Quadratic operations and divisive normalization have proven crucial for implementing a number of seemingly disparate forms of Bayesian inference (19, 20). At first sight, these frequent appearances might be surprising, because in the probabilistic population code implementation of cue combination, neither quadratic operations nor divisive normalization are needed (27). However, this is because cue combination is special in that optimal inference only involves the ratio x/σ², in which the divisive normalization is cancelled out to produce an operation linear in neural activity. However, this type of cancellation is the exception rather than the rule. In virtually every other form of Bayesian decision-making, the optimal decision variable will involve quadratic operations and divisive normalization when implemented with probabilistic population codes.
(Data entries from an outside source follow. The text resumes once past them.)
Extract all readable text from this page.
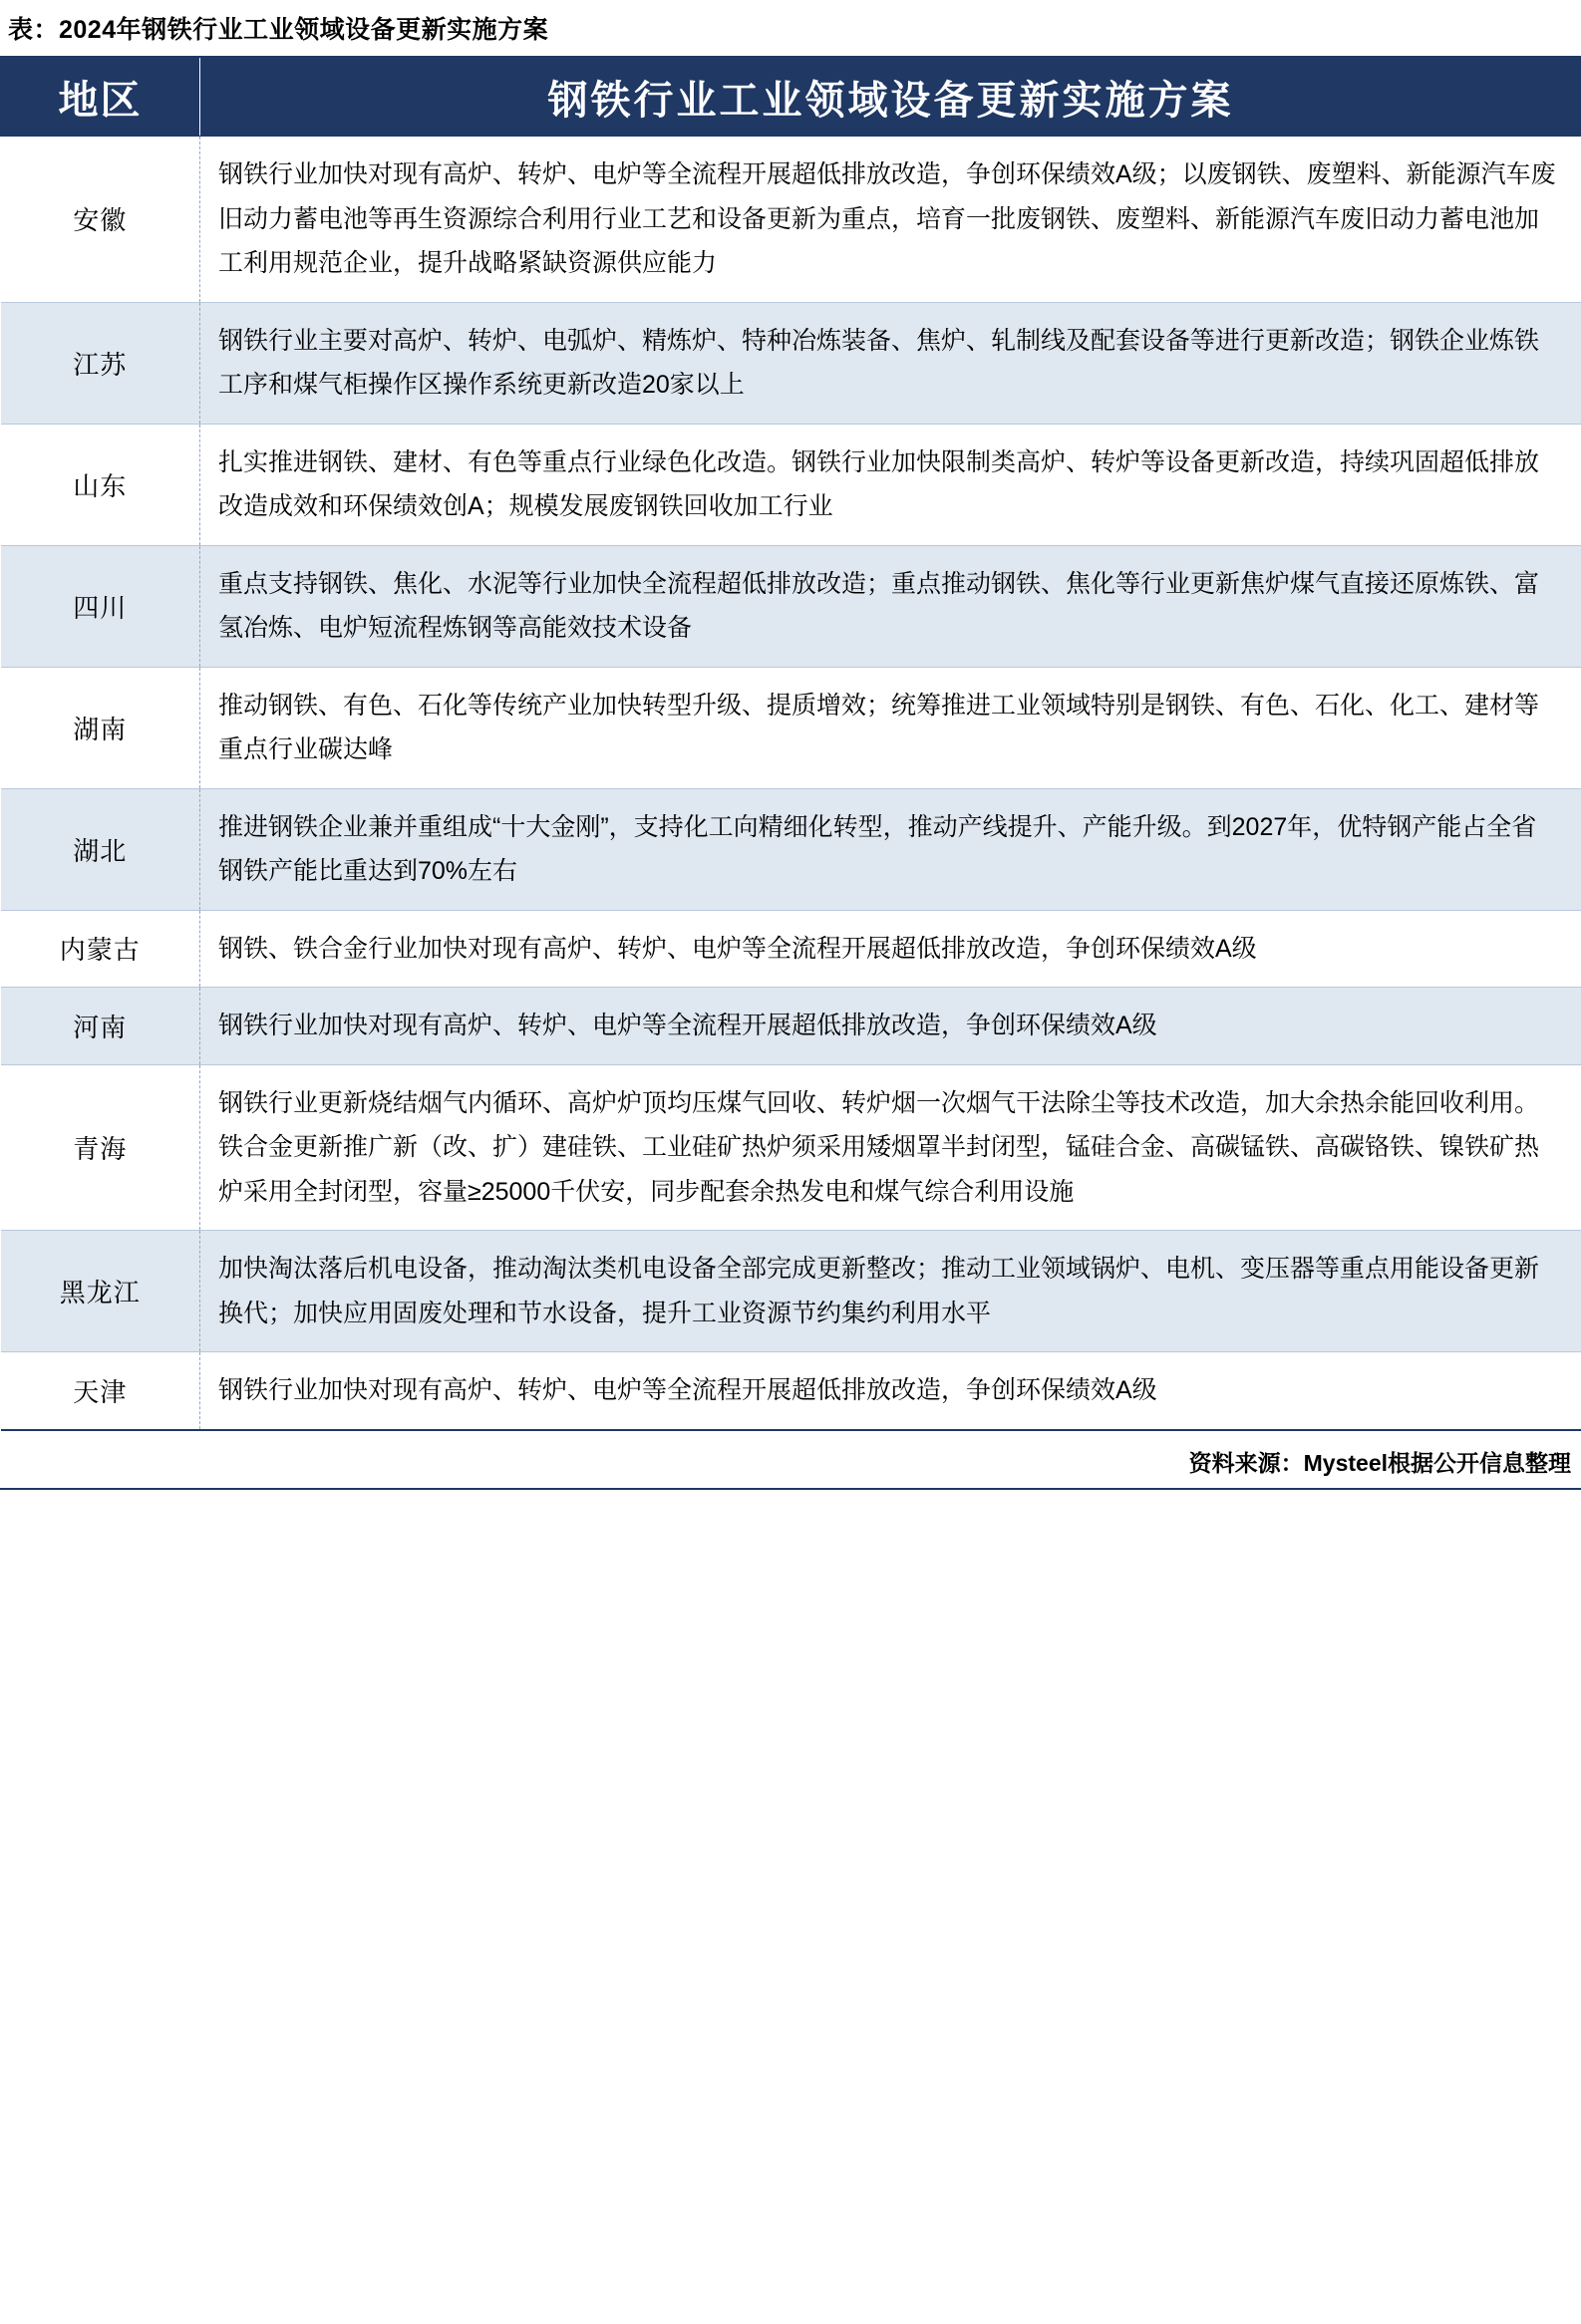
表：2024年钢铁行业工业领域设备更新实施方案
地区	钢铁行业工业领域设备更新实施方案
安徽	钢铁行业加快对现有高炉、转炉、电炉等全流程开展超低排放改造，争创环保绩效A级；以废钢铁、废塑料、新能源汽车废旧动力蓄电池等再生资源综合利用行业工艺和设备更新为重点，培育一批废钢铁、废塑料、新能源汽车废旧动力蓄电池加工利用规范企业，提升战略紧缺资源供应能力
江苏	钢铁行业主要对高炉、转炉、电弧炉、精炼炉、特种冶炼装备、焦炉、轧制线及配套设备等进行更新改造；钢铁企业炼铁工序和煤气柜操作区操作系统更新改造20家以上
山东	扎实推进钢铁、建材、有色等重点行业绿色化改造。钢铁行业加快限制类高炉、转炉等设备更新改造，持续巩固超低排放改造成效和环保绩效创A；规模发展废钢铁回收加工行业
四川	重点支持钢铁、焦化、水泥等行业加快全流程超低排放改造；重点推动钢铁、焦化等行业更新焦炉煤气直接还原炼铁、富氢冶炼、电炉短流程炼钢等高能效技术设备
湖南	推动钢铁、有色、石化等传统产业加快转型升级、提质增效；统筹推进工业领域特别是钢铁、有色、石化、化工、建材等重点行业碳达峰
湖北	推进钢铁企业兼并重组成“十大金刚”，支持化工向精细化转型，推动产线提升、产能升级。到2027年，优特钢产能占全省钢铁产能比重达到70%左右
内蒙古	钢铁、铁合金行业加快对现有高炉、转炉、电炉等全流程开展超低排放改造，争创环保绩效A级
河南	钢铁行业加快对现有高炉、转炉、电炉等全流程开展超低排放改造，争创环保绩效A级
青海	钢铁行业更新烧结烟气内循环、高炉炉顶均压煤气回收、转炉烟一次烟气干法除尘等技术改造，加大余热余能回收利用。铁合金更新推广新（改、扩）建硅铁、工业硅矿热炉须采用矮烟罩半封闭型，锰硅合金、高碳锰铁、高碳铬铁、镍铁矿热炉采用全封闭型，容量≥25000千伏安，同步配套余热发电和煤气综合利用设施
黑龙江	加快淘汰落后机电设备，推动淘汰类机电设备全部完成更新整改；推动工业领域锅炉、电机、变压器等重点用能设备更新换代；加快应用固废处理和节水设备，提升工业资源节约集约利用水平
天津	钢铁行业加快对现有高炉、转炉、电炉等全流程开展超低排放改造，争创环保绩效A级
资料来源：Mysteel根据公开信息整理
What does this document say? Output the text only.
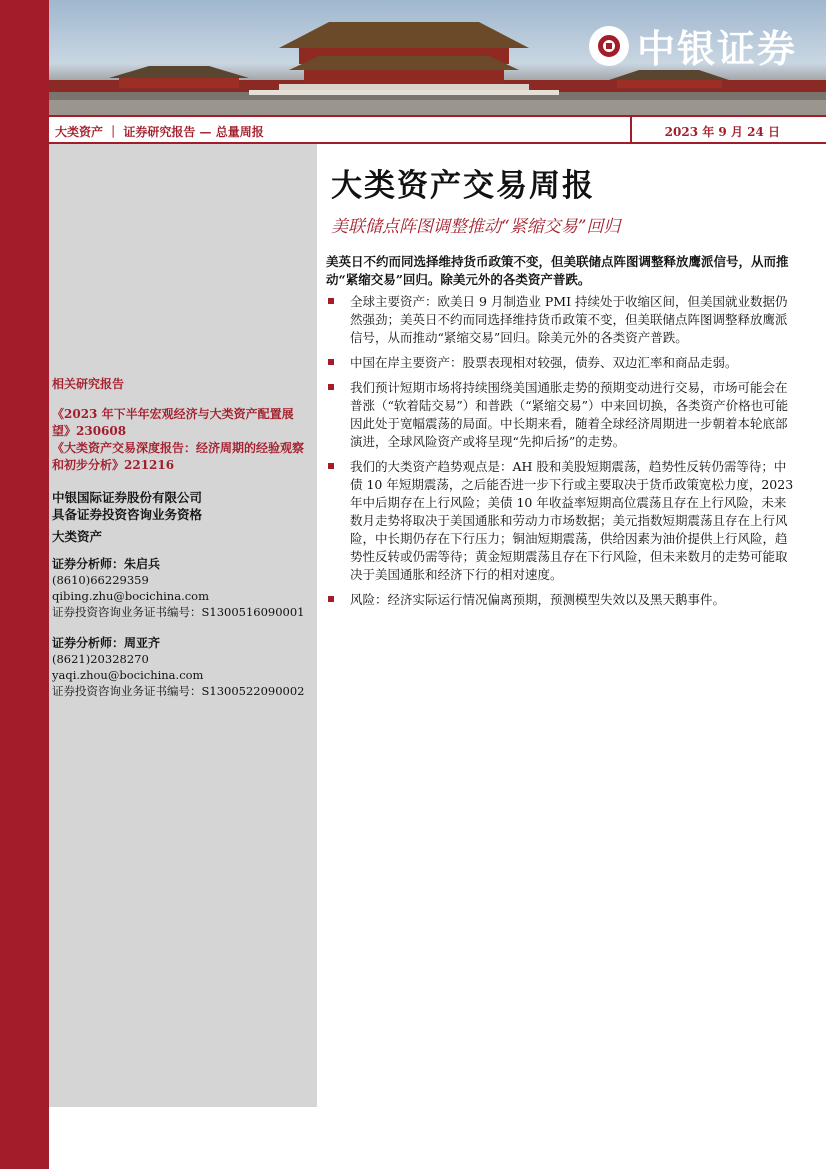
中银证券
大类资产 ｜ 证券研究报告 — 总量周报	2023 年 9 月 24 日
相关研究报告

《2023 年下半年宏观经济与大类资产配置展望》230608

《大类资产交易深度报告：经济周期的经验观察和初步分析》221216

中银国际证券股份有限公司
具备证券投资咨询业务资格
大类资产
证券分析师：朱启兵
(8610)66229359
qibing.zhu@bocichina.com
证券投资咨询业务证书编号：S1300516090001
证券分析师：周亚齐
(8621)20328270
yaqi.zhou@bocichina.com
证券投资咨询业务证书编号：S1300522090002
大类资产交易周报
美联储点阵图调整推动“紧缩交易”回归
美英日不约而同选择维持货币政策不变，但美联储点阵图调整释放鹰派信号，从而推动“紧缩交易”回归。除美元外的各类资产普跌。
全球主要资产：欧美日 9 月制造业 PMI 持续处于收缩区间，但美国就业数据仍然强劲；美英日不约而同选择维持货币政策不变，但美联储点阵图调整释放鹰派信号，从而推动“紧缩交易”回归。除美元外的各类资产普跌。
中国在岸主要资产：股票表现相对较强，债券、双边汇率和商品走弱。
我们预计短期市场将持续围绕美国通胀走势的预期变动进行交易，市场可能会在普涨（“软着陆交易”）和普跌（“紧缩交易”）中来回切换，各类资产价格也可能因此处于宽幅震荡的局面。中长期来看，随着全球经济周期进一步朝着本轮底部演进，全球风险资产或将呈现“先抑后扬”的走势。
我们的大类资产趋势观点是：AH 股和美股短期震荡，趋势性反转仍需等待；中债 10 年短期震荡，之后能否进一步下行或主要取决于货币政策宽松力度，2023 年中后期存在上行风险；美债 10 年收益率短期高位震荡且存在上行风险，未来数月走势将取决于美国通胀和劳动力市场数据；美元指数短期震荡且存在上行风险，中长期仍存在下行压力；铜油短期震荡，供给因素为油价提供上行风险，趋势性反转或仍需等待；黄金短期震荡且存在下行风险，但未来数月的走势可能取决于美国通胀和经济下行的相对速度。
风险：经济实际运行情况偏离预期，预测模型失效以及黑天鹅事件。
We make several predictions for physiology. First, we predict that populations of orientation-sensitive neurons in early visual cortex not only encode an estimate of orientation but also trial-to-trial information about sensory uncertainty and that this encoded sensory uncertainty correlates with the animal’s decision boundary as obtained from its behavior in the categorization task. Second, we predict that the activity of category-sensitive neurons, which might be found in prefrontal cortex (2) or lateral intraparietal cortex (LIP) (1, 5), is linearly related to the logarithm of the posterior probability ratio over category. This prediction is consistent with patterns found in LIP, where category probability can be reconstructed from a logistic mapping on neural activity (33). Third, we predict that sensory uncertainty decoded on each trial from early visual areas is propagated (along with the best estimate of orientation) to categorization neurons, so that including this decoded uncertainty as an explanatory factor should help to predict the activity of those neurons. Finally, we predict that if divisive normalization is selectively removed from a neural circuit involved in computing category, then the observer will become severely suboptimal in a way predicted by the QUAD network (Fig. 5). These predictions illustrate how a probabilistic, computationally [in the sense of Marr (40)] driven approach to categorization can guide the generation of hypotheses about neural mechanisms.

Materials and Methods

Details of all methods are provided in SI Text. Categories were defined by normal distributions with means 0° and SDs σ₁ = 3° and σ₂ = 12° (except for monkey L, for whom σ₂ = 15°). On each trial, a category was selected with equal probability. The stimulus was a drifting Gabor (50 ms for humans; 500 ms for monkeys) whose orientation s was drawn from the distribution of the selected category. Contrast was varied randomly from trial to trial. For monkeys, through training, the narrow distributon was associated with a red target and the wide distribution with a green target; the monkey reported category through a saccade to the red or the green target. Humans responded using a key press. Stimuli were delivered using Psychophysics Toolbox for Matlab (Mathworks). Models were fitted using maximum-likelihood estimation, implemented through a conjugate gradient method. Bayes’ factors were computed using the Laplace approximation. Neural networks were trained using a stochastic gradient descent on the Kullback-Leibler divergence between the true and the approximated posterior.